Thursday, August 30, 2007

Massachusetts

3M said, "There are some Pulitzers that are set in these states, but I have no idea if the setting is integral to the book: Massachusetts - The Late George Apley by John Phillips Marquand (Pulitzer)."

John P. Marquand (1893-1960) wrote several widely admired and bestselling novels, among them the Pulitzer Prize-winning The Late George Apley (1937). Sweeping us into the inner sanctum of Boston society, into the Beacon Hill town houses and exclusive private clubs where only the city's wealthiest and most powerful congregate, this novel gives us — through the story of one family and its patriarch, the recently deceased George Apley — the portrait of an entire society in transition.
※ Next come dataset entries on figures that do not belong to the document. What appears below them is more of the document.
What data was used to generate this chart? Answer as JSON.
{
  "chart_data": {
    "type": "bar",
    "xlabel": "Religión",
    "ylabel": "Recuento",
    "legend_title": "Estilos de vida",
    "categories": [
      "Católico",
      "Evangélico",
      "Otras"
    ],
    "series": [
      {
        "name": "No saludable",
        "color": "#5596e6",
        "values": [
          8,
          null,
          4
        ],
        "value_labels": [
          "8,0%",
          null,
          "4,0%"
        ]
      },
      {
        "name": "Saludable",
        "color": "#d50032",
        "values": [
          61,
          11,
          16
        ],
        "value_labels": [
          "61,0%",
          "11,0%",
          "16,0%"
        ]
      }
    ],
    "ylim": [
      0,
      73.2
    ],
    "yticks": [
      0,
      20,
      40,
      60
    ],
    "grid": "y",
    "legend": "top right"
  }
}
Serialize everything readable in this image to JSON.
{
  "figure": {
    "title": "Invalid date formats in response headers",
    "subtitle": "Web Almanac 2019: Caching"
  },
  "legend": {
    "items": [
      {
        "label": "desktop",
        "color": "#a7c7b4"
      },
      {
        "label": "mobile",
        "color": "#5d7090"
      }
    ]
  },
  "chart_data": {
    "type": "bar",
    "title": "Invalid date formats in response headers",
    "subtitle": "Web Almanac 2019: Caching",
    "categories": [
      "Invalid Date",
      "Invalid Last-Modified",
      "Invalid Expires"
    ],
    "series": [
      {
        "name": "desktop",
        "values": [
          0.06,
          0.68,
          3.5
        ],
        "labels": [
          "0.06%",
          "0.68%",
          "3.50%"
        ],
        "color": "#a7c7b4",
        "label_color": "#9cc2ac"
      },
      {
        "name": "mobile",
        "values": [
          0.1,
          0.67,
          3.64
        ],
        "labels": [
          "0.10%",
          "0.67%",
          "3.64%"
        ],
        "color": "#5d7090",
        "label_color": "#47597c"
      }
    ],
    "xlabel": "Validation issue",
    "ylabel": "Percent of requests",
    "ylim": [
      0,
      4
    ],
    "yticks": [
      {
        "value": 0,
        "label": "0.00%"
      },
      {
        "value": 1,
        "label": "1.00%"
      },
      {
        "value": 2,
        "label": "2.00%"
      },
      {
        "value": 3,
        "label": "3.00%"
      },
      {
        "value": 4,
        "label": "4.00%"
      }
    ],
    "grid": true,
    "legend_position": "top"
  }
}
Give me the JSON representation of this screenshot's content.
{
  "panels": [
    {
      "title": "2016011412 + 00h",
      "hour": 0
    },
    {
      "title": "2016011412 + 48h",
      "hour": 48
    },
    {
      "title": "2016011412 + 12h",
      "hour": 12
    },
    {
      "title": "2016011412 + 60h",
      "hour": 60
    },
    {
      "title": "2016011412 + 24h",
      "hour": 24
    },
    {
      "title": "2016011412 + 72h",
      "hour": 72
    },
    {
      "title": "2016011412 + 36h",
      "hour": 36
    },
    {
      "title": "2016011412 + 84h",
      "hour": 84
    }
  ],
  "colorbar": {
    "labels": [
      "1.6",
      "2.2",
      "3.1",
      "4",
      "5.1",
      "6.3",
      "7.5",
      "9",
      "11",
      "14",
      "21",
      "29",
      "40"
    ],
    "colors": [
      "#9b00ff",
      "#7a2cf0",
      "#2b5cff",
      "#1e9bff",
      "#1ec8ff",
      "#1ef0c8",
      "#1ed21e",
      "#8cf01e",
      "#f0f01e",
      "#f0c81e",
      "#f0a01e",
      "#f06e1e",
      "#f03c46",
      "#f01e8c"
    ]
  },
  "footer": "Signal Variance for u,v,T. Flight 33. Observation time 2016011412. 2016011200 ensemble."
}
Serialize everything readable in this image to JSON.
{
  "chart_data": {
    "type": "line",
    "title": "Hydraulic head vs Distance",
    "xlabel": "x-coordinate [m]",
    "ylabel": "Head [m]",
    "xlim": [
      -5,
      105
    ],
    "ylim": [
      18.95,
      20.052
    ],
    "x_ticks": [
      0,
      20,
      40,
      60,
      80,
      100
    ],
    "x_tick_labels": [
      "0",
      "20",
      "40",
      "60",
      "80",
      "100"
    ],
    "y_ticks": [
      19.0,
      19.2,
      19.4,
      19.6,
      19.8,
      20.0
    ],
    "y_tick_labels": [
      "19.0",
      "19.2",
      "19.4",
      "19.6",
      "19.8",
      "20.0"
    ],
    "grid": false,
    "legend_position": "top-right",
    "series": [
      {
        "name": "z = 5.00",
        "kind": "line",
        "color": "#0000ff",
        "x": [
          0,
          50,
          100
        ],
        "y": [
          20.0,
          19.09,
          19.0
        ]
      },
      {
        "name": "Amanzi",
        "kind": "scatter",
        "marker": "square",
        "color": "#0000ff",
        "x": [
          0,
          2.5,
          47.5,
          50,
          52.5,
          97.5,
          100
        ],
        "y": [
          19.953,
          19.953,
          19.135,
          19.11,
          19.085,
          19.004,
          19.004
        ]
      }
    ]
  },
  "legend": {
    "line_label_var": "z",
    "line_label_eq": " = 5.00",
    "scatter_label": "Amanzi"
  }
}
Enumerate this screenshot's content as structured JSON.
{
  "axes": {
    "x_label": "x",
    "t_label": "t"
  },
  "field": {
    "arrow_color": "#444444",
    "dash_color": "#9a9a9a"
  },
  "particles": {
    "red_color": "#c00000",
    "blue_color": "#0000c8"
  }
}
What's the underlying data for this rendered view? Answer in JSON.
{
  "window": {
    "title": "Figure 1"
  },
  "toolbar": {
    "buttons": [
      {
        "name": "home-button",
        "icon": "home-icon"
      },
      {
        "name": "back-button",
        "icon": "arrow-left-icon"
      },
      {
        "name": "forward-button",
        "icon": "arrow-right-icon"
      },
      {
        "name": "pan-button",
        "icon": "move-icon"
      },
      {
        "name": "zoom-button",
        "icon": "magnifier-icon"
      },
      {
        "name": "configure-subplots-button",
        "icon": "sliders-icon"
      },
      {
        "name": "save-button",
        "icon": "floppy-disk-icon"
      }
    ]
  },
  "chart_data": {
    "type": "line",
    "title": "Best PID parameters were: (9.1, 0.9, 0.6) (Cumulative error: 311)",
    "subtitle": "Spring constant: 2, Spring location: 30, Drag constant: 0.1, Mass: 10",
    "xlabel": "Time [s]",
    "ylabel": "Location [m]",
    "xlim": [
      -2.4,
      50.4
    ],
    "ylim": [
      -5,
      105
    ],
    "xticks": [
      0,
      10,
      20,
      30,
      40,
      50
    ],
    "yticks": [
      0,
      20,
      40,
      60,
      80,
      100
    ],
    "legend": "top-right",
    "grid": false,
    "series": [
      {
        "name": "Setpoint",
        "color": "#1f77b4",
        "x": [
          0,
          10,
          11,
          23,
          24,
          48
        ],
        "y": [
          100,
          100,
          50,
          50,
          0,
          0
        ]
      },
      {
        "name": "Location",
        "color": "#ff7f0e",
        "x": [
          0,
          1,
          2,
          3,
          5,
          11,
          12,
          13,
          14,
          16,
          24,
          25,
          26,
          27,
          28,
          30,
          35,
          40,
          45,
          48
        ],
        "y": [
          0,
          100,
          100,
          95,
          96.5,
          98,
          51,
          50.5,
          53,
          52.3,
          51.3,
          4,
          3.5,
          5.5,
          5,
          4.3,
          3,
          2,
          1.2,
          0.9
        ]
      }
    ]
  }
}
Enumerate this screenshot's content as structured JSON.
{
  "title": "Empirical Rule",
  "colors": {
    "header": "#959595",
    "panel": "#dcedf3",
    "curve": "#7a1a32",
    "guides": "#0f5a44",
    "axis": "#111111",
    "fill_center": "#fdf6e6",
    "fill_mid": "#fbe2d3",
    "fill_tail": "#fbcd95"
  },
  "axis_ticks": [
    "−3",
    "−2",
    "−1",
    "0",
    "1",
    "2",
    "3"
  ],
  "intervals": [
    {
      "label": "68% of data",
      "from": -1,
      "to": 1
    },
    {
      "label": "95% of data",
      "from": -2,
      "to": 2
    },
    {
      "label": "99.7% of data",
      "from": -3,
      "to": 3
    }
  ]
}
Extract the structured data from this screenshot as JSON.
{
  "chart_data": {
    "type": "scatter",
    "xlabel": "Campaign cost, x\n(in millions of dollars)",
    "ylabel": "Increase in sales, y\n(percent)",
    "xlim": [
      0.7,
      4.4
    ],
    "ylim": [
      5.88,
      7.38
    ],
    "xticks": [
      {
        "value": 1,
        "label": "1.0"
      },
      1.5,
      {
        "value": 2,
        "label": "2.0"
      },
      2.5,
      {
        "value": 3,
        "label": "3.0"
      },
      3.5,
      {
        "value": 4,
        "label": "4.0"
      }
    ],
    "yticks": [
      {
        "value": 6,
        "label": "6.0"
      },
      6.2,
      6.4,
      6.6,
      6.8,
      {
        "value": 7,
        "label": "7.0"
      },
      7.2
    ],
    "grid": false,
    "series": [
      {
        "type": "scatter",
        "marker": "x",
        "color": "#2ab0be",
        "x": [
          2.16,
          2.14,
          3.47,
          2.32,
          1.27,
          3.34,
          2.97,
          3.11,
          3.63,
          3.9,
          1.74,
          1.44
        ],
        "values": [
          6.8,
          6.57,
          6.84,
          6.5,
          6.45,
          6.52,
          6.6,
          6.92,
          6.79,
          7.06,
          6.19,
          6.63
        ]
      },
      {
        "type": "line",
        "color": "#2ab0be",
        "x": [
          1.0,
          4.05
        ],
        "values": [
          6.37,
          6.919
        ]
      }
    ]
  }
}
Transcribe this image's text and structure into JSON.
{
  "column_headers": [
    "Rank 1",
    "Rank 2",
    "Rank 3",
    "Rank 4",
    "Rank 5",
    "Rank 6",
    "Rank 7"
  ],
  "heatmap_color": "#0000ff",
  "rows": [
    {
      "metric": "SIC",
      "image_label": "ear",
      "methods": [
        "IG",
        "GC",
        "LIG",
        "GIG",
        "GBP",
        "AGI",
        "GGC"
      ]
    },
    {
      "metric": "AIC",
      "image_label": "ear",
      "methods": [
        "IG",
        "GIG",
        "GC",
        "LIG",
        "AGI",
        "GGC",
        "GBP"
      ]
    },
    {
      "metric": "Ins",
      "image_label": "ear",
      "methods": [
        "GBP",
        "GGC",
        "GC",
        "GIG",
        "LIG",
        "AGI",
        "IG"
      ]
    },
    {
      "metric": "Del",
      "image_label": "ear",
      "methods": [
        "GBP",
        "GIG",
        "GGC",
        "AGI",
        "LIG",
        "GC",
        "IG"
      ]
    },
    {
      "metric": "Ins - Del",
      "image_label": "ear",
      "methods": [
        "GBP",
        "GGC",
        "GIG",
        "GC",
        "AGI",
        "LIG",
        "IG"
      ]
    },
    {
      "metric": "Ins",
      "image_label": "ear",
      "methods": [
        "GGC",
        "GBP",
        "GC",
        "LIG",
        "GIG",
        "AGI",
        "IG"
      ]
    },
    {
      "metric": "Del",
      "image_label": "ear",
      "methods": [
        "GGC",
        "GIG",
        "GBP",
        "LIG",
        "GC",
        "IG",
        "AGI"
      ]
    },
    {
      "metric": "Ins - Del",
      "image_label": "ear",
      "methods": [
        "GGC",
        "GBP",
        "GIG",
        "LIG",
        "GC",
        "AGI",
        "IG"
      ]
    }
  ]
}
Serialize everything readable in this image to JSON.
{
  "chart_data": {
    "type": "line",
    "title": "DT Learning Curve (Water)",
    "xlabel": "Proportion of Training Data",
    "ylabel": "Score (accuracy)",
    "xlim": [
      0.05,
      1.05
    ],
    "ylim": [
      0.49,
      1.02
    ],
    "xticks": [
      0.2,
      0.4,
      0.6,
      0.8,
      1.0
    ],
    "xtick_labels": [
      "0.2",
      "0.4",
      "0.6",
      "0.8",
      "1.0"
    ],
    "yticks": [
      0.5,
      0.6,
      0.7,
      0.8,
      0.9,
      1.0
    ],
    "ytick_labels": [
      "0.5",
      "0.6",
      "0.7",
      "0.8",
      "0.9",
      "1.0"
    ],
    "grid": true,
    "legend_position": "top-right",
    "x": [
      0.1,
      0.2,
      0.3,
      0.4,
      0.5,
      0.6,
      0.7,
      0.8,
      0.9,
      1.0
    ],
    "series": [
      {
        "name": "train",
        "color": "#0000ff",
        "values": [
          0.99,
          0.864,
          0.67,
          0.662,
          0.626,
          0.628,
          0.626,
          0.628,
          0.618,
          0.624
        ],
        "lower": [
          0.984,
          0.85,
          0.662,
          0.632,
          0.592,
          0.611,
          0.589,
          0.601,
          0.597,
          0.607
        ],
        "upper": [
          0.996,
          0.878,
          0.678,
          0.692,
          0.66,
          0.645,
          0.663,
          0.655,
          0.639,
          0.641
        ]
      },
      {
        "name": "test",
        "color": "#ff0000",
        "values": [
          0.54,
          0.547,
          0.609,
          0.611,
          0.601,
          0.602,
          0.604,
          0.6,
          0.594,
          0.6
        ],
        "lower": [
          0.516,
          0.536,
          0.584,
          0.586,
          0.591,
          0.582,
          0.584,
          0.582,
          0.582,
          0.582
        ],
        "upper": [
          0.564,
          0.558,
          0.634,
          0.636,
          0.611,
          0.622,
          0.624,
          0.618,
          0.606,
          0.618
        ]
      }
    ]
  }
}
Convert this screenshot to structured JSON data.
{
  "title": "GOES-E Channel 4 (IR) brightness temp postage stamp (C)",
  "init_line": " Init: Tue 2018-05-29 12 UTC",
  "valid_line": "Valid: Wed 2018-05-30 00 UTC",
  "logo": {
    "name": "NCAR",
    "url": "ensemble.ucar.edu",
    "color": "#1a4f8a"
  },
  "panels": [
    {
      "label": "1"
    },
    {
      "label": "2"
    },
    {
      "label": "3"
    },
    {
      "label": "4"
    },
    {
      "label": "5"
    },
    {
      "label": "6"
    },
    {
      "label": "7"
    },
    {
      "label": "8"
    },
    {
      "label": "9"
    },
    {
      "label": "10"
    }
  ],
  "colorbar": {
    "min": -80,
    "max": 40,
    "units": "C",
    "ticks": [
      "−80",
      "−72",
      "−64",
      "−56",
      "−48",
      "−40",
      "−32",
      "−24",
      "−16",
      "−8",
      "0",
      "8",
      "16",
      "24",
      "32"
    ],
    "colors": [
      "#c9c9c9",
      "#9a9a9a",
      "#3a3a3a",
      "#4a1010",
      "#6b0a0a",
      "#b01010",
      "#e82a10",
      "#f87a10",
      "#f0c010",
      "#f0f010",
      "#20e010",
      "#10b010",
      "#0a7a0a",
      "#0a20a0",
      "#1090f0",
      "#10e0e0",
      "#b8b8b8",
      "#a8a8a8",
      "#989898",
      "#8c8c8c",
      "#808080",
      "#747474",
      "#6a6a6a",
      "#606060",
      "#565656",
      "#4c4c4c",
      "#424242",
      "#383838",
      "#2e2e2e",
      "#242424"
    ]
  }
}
Gently satirical and rich with drama, the novel moves from the Gilded Age to the Great Depression as it projects George Apley's world — and subtly reveals a life in which success and accomplishment mask disappointment and regret, a life of extreme and enviable privilege that is nonetheless an imperfect life.

2 comments:

Framed said...

I listed "Mayflower" by Nathaniel Philbrick for my Massachusetts book. Probably because I own it, but I've heard good things about it also.

Anonymous said...

#8
The Master - Colm Toibin
Published 2004
Challenges: 101 Books in 1001 Days, Book a Week, Book Around the States, Awards
Rating: B

Toibin takes on a fictionalized accounting of the author, Henry James. James left Boston to live in Paris, Rome, Venice, and London among privileged artists and writers, like Oliver Wendell Holmes. In stunningly resonant prose, the review says, Toibin captures the loneliness and longing, the hope and despair of a man who never married, who never resolved his sexual identity, and whose forays into intimacy inevitably failed him and those he tried to love. The emotional intensity of Toibin’s portrait of James is riveting. Time and again, James, a master of psychological subtlety in his fiction, proves blind to his own heart.